Konflik Rusia-Ukraina membawa dampak signifikan terhadap ekonomi Turki yang berbuntut pada lonjakan harga energi dan komoditas. Namun demikian, inflasi Turki sudah melambung sejak musim gugur, saat lira merosot karena siklus pelonggaran dari Bank Sentral Turki (CBRT).
“Kebijakan CBRT tak efektif dalam melawan inflasi. Bahkan, saya pikir kebijakan yang tidak ortodoks dari CBRT merupakan penyebab utama (lonjakan) inflasi itu. Perang di Ukraina hanya memperburuk situasi,” ujar Tim Ash dari BlueBay Asset Management, dilansir Reuters, Rabu (6/4).
Pusat Statistik Turki mengungkap, harga konsumen naik 5,46 persen (MoM), sedikit di bawah estimasi survei Reuters (5,7 persen). Secara tahunan, perkiraan inflasi Turki mencapai 61,5 persen.
Defisit perdagangan Turki
Melihat kondisi saat ini, pemerintah setempat mengatakan inflasi akan turun ke satu digit pada 2023—dengan penerapan program ekonomi baru. Lewat langkah itu, pemerintah memprioritaskan suku bunga rendah guna meningkatkan produksi dan ekspor dan bertujuan mencetak surplus transaksi berjalan.

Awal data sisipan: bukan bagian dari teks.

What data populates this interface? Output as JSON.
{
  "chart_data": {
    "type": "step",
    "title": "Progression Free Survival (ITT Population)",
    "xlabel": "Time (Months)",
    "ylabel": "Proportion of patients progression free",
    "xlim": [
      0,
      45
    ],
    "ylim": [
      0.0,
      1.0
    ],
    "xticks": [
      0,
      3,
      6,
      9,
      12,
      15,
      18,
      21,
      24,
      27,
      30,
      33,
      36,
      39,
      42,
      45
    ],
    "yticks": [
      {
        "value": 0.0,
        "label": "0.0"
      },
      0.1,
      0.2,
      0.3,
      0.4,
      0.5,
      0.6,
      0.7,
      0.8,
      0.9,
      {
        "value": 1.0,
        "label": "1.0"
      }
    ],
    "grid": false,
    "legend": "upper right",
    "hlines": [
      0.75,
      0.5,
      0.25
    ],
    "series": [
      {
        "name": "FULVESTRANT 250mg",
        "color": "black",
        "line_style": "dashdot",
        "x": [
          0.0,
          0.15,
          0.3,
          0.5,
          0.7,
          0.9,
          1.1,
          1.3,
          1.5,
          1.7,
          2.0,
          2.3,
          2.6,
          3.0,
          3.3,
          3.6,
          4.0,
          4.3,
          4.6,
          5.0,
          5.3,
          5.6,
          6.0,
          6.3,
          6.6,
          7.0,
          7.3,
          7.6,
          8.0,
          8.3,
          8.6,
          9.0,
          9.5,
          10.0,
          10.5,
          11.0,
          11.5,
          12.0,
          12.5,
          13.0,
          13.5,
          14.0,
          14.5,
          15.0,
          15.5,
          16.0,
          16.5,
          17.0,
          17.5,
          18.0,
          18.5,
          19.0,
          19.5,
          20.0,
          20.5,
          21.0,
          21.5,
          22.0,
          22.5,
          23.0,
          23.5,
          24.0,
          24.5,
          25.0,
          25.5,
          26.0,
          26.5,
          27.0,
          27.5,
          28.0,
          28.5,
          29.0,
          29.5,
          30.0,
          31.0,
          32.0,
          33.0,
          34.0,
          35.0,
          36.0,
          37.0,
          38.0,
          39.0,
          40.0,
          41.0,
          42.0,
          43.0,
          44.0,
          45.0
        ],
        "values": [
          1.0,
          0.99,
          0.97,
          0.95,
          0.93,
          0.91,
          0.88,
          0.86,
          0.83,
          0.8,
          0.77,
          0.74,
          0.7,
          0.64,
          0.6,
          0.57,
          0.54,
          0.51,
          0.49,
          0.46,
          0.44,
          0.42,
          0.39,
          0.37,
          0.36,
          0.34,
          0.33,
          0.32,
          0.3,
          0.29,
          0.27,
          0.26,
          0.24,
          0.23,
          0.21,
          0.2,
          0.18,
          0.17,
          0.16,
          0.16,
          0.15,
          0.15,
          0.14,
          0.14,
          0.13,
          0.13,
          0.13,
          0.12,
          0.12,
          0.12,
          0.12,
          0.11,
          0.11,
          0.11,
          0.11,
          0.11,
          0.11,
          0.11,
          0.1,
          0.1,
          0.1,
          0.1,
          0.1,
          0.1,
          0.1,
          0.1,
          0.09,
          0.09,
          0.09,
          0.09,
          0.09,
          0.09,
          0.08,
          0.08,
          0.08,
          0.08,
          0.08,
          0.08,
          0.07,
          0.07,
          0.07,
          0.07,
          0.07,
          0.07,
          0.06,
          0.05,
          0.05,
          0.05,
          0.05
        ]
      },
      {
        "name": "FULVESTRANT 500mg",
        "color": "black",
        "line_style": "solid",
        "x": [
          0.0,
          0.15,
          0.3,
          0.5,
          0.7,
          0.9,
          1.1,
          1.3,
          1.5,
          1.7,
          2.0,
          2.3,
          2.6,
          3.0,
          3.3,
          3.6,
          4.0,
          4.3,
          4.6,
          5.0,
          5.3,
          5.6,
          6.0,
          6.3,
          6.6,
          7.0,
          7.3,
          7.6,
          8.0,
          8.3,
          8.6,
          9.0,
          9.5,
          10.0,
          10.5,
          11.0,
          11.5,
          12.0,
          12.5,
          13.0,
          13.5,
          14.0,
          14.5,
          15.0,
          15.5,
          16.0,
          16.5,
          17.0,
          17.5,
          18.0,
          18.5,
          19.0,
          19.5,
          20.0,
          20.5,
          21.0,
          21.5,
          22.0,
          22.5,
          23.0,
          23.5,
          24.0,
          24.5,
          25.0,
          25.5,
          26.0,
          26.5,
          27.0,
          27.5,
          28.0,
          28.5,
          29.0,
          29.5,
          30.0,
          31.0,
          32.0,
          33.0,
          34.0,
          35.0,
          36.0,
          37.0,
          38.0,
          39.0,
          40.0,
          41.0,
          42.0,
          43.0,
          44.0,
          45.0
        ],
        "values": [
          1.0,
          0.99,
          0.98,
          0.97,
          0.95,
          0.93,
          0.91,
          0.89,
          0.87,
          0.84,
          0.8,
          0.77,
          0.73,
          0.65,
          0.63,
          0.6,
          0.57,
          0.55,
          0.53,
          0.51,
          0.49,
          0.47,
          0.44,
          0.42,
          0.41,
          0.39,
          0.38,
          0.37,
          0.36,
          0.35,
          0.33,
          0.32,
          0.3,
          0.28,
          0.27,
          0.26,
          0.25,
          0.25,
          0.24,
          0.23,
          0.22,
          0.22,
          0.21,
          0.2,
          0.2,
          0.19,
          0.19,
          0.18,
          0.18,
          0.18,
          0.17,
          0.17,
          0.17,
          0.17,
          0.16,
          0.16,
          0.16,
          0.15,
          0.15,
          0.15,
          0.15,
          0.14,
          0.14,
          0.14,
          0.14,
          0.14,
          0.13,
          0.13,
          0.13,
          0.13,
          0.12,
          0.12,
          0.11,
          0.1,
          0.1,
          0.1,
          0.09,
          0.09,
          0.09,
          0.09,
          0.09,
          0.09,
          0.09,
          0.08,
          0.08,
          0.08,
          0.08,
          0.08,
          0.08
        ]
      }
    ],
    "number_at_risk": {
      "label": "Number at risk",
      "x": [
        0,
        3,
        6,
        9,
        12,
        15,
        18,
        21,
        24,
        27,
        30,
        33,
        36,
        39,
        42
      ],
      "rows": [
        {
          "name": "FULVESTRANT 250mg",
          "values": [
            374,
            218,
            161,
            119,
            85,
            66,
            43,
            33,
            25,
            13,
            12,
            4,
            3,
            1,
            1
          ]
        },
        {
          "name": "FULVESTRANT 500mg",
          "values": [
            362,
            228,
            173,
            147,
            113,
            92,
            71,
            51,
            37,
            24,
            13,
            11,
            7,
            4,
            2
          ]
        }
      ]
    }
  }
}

Akan tetapi, data per Senin (4/4) menunjukkan, defisit perdagangan Turki justru naik 77 persen (YoY) pada Maret 2022, menjadi US$8,24 miliar. Kenaikan ini pun diikuti dengan lonjakan impor energi 156 persen sehingga berisiko memggagalkan target surplus.
Pendiri Burumcekci Consulting, Haluk Burumceksi menilai, inflasi Turki bisa menyentuh level 70–75 persen walaupun lira tak melemah dari level saat ini. “Tak mudah bagi CBRT mempertahankan sikap kebijakan moneternya yang longgar,” katanya.
Sekadar informasi, inflasi di sana didorong oleh sektor transportasi—meliputi harga BBM dan pendidikan yang masing-masing naik 13,29 persen dan 6,55 persen. Secara tahunan, harga transportasi meroket 99,12 persen dan harga makanan-minuman niralkohol melesat 70,33 persen.